Sitler was asked why the state did not have a second trial for the parents.

“We tried the case. We got a guilty verdict to both child neglect with death and murder of a child by abuse,” Sitler said. “Judge Wills ruled that those two verdicts were legally inconsistent. Either they were negligent or they were guilty of an intentional act. After speaking to the investigating officer and reviewing the evidence, we determined that this was the appropriate result.”

The state did win the first trial, but this was before the judge made his ruling, Sitler said.
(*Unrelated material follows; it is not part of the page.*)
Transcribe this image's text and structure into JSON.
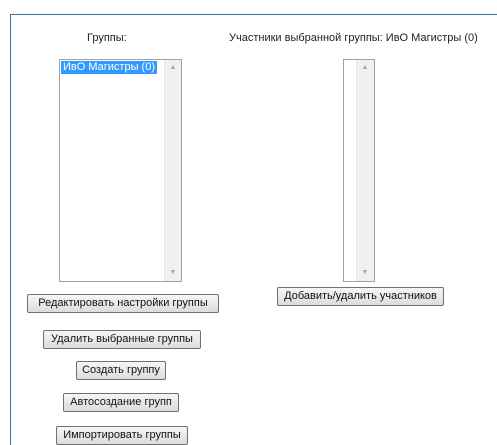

“We won that one, but that was prior to the judge’s ruling. The judge ruled that we cannot obtain a guilty verdict for both of those counts. It is legally inconsistent. The evidence supports child neglect resulting in death, but there is no admissible evidence that indicates they did anything intentional,” Sitler said.

Corey and Christy Moore will qualify for “consideration of parole” after serving three years in prison, but they could serve up to 15 years, Sitler said.

Both Christy and Corey Moore have been held at the Southern Regional Jail in Beaver since their arrest in November 2018, and Wills said they would receive credit for that time. Court costs will be due upon their release or if they are placed on probation, he stated.